Why is this “difference” so key? Because the whole GMO approval regime here and abroad is predicated on the concept of “substantial equivalence” between GMO crops and their conventional brethren. The law assumes that GMO seeds are just another breed, no different from seeds produced through conventional hybridization techniques. As a result, the government has no need to require elaborate safety testing.
You’d think that scientists and our government would respond to this study by encouraging other scientists to replicate Seralini’s findings, if for no other reason than this study’s suggestion that GMO crops may not be “substantially equivalent” to other crops. Had Seralini fed rats various strains of conventional hybrid corn, no one would expect the kinds of results he found. The question is why he found what he found. It may have had nothing to do with the corn. But it would be nice if scientists agreed that we should find out.
I suspect many scientists tend to reject these findings outright out of fear of being perceived as politicized — Seralini himself is dismissed by critics in many of the above articles for his lack of objectivity. But remember that even cold fusion, one of the great scientific hoaxes of all time, wasn’t totally rejected until other scientists were unable to replicate the findings. Why isn’t that the attitude with GMOs?

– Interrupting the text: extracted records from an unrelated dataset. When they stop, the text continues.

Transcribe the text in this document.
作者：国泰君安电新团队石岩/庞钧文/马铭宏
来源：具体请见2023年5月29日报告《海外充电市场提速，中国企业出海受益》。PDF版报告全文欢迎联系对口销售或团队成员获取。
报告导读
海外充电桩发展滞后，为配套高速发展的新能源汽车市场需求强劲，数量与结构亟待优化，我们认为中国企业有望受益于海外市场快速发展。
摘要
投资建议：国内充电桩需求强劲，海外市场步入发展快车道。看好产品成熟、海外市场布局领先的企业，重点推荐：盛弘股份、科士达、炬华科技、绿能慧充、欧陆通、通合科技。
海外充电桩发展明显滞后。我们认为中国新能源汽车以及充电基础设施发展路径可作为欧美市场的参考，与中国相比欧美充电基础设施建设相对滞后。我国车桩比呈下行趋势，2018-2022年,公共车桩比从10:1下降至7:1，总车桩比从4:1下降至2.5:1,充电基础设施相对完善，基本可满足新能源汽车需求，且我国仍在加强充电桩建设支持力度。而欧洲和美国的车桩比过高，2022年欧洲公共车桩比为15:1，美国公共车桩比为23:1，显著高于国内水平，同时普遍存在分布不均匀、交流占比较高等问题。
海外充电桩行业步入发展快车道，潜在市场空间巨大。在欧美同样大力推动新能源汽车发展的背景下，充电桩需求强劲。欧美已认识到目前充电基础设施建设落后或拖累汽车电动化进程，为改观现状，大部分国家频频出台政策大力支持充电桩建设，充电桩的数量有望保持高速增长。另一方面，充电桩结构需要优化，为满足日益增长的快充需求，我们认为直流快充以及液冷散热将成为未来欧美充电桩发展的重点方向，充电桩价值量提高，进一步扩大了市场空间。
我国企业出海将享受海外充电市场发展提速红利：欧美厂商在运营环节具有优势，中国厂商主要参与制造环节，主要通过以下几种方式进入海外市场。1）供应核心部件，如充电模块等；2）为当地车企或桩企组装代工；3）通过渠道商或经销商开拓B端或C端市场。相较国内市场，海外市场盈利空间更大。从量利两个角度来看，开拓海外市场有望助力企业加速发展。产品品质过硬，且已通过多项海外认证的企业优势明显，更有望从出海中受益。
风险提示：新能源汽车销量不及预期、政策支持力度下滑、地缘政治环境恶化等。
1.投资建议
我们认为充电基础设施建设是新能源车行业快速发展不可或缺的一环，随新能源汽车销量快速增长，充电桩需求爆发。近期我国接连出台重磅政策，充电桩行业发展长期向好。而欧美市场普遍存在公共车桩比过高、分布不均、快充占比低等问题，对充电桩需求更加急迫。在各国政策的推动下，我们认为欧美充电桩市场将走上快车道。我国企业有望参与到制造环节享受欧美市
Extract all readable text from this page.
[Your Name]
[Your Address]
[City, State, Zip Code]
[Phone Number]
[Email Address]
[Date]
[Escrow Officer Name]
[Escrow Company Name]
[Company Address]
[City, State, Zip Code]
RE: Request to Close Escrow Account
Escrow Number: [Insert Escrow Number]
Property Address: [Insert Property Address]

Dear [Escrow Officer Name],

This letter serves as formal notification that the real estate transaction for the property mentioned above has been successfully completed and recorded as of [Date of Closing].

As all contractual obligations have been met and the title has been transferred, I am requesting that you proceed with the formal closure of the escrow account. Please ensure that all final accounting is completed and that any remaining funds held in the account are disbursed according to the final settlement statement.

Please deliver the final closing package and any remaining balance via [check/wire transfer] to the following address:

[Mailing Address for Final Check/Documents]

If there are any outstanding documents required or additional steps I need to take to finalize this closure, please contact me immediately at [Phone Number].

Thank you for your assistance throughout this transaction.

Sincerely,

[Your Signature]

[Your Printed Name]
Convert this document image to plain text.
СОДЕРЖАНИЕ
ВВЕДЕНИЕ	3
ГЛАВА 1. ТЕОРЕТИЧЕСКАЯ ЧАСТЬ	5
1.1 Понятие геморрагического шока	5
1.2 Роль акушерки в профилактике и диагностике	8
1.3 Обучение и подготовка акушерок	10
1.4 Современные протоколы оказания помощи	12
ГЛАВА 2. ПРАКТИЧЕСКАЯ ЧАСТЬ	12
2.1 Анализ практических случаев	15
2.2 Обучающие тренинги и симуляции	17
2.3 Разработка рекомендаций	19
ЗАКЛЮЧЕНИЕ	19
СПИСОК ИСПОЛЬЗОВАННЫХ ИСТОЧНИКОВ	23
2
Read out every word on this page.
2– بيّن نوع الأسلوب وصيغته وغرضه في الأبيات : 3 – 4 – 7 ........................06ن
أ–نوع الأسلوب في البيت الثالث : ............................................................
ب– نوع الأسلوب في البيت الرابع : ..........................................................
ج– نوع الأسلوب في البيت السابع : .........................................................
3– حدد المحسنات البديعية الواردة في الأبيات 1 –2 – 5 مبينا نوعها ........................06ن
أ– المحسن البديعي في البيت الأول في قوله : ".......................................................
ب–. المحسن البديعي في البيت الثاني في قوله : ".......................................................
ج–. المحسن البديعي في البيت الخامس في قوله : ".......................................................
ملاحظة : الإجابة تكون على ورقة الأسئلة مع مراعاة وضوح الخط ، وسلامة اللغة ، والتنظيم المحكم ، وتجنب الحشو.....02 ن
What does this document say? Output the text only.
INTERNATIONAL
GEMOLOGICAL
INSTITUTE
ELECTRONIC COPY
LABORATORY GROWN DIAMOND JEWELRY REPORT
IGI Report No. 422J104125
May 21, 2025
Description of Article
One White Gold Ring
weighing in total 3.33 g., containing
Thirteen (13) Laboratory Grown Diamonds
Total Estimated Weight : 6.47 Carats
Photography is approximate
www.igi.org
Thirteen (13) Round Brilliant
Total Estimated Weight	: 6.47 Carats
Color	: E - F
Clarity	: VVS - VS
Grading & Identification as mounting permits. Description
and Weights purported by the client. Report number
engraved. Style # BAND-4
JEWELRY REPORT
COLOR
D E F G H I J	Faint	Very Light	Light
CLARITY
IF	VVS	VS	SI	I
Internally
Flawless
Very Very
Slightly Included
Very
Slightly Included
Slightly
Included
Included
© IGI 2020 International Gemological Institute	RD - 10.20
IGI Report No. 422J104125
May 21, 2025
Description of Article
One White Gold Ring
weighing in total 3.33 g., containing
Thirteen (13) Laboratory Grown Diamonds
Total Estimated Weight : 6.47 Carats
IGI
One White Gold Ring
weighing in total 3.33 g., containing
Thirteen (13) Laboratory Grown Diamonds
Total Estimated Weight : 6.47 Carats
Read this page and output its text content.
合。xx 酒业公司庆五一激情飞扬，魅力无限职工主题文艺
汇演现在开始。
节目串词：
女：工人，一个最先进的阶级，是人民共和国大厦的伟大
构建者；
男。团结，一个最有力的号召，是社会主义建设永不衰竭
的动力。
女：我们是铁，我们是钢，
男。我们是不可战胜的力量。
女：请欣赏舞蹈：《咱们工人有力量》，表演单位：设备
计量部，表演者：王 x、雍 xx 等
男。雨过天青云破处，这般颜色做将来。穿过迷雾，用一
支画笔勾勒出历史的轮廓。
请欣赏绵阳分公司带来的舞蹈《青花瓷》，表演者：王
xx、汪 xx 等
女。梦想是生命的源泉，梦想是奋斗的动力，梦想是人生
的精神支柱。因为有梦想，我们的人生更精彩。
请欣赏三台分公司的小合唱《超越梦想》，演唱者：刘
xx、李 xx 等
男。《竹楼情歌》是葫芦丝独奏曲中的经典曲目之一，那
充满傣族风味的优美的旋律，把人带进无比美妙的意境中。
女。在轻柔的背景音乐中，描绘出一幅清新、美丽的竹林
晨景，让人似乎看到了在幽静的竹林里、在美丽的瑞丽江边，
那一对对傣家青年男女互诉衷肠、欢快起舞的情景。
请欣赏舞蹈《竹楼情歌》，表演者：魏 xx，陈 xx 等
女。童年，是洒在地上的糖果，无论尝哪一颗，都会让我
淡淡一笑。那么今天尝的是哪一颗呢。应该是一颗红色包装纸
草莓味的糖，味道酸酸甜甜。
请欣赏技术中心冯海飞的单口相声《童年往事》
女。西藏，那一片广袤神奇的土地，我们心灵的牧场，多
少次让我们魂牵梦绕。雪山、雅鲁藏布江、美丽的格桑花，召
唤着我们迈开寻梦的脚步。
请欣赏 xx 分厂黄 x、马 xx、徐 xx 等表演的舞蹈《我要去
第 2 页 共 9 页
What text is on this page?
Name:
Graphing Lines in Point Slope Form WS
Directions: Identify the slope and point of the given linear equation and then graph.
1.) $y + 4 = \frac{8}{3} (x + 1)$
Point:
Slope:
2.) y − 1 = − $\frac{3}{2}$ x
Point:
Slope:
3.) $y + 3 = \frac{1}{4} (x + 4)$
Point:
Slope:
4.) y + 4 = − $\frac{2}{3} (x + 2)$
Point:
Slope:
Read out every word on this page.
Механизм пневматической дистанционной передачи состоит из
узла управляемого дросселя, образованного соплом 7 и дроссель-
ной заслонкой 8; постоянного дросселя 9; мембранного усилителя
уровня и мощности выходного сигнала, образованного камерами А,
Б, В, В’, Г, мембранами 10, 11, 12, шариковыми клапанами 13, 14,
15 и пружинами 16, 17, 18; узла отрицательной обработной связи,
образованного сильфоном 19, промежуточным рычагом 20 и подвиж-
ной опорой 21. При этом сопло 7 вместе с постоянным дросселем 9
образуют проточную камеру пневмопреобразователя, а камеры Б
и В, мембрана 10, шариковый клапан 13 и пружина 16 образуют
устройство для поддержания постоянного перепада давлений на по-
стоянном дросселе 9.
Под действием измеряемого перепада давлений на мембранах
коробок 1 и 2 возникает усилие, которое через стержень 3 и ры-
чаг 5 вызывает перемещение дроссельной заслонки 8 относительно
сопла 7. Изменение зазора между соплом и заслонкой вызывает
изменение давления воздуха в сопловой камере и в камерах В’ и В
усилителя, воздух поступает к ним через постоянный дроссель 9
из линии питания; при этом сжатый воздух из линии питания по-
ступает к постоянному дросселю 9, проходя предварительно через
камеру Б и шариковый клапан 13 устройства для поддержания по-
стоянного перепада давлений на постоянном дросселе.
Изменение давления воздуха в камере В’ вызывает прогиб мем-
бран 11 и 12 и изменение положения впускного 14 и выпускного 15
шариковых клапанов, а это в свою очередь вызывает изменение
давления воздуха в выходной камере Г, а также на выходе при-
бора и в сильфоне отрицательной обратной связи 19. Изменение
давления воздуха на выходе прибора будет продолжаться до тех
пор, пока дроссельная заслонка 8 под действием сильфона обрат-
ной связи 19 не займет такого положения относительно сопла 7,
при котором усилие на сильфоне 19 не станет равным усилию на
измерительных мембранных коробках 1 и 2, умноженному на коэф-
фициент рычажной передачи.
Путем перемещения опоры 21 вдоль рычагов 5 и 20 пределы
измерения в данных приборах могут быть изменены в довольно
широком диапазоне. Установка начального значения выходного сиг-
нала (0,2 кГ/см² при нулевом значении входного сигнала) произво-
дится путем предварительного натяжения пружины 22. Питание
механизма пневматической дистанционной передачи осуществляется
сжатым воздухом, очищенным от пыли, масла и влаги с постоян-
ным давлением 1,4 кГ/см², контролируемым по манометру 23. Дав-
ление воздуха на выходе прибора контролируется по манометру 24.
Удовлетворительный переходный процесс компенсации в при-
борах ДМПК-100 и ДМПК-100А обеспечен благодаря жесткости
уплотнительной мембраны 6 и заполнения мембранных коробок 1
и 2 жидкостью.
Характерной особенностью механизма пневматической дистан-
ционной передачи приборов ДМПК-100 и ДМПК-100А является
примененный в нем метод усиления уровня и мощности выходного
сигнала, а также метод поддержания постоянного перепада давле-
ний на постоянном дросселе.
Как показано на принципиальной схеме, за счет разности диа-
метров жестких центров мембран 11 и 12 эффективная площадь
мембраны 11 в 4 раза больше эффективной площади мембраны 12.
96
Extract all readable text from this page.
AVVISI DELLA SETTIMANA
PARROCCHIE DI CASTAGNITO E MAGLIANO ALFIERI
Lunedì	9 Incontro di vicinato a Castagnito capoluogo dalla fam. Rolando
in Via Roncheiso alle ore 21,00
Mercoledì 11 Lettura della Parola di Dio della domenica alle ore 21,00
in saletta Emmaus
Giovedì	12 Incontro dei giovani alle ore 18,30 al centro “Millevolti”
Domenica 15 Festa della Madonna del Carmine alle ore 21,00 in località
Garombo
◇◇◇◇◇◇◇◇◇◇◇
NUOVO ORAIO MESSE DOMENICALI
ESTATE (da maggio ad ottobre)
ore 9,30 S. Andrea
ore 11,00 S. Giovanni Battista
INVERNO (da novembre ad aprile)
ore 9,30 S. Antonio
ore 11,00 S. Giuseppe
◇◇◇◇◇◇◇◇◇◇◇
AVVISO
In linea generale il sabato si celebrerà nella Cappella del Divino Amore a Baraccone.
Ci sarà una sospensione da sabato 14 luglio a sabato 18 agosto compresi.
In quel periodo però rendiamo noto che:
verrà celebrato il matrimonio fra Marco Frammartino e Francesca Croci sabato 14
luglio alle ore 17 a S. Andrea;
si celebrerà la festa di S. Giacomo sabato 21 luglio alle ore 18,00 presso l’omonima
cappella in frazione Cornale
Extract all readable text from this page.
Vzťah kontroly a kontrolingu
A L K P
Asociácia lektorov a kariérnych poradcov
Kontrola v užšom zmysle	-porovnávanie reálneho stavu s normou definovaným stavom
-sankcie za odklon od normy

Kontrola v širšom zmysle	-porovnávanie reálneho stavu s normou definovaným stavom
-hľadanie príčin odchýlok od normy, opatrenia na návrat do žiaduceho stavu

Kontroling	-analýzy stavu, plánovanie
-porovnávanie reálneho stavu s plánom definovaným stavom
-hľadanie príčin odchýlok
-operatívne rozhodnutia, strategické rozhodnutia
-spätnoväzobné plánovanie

Perhaps many scientists are still stuck on an old view of toxicity — one based on the idea that the “dose makes the poison.” Have they learned nothing from the new field of epigenetics? Substances that are not themselves conventionally toxic are now known to turn genes on and off at miniscule doses — and have subtle effects that are difficult to tease out of the “noise” of the complex real-world interactions of chemicals and biology.
I’m deeply disappointed in the failure of imagination that I’m seeing from mainstream scientists, in particular the easy dismissal of a study that raises questions about GMO safety. Unlike many of the industrial products that surround us (and permeate us), GMOs are still novel by historical standard.
My disappointment with the scientific community and my concern over the results of this study arises not because I know that GMOs are harmful to our health. On the contrary, it’s exactly because I don’t know. And I don’t think I’m the only one who would like to find out.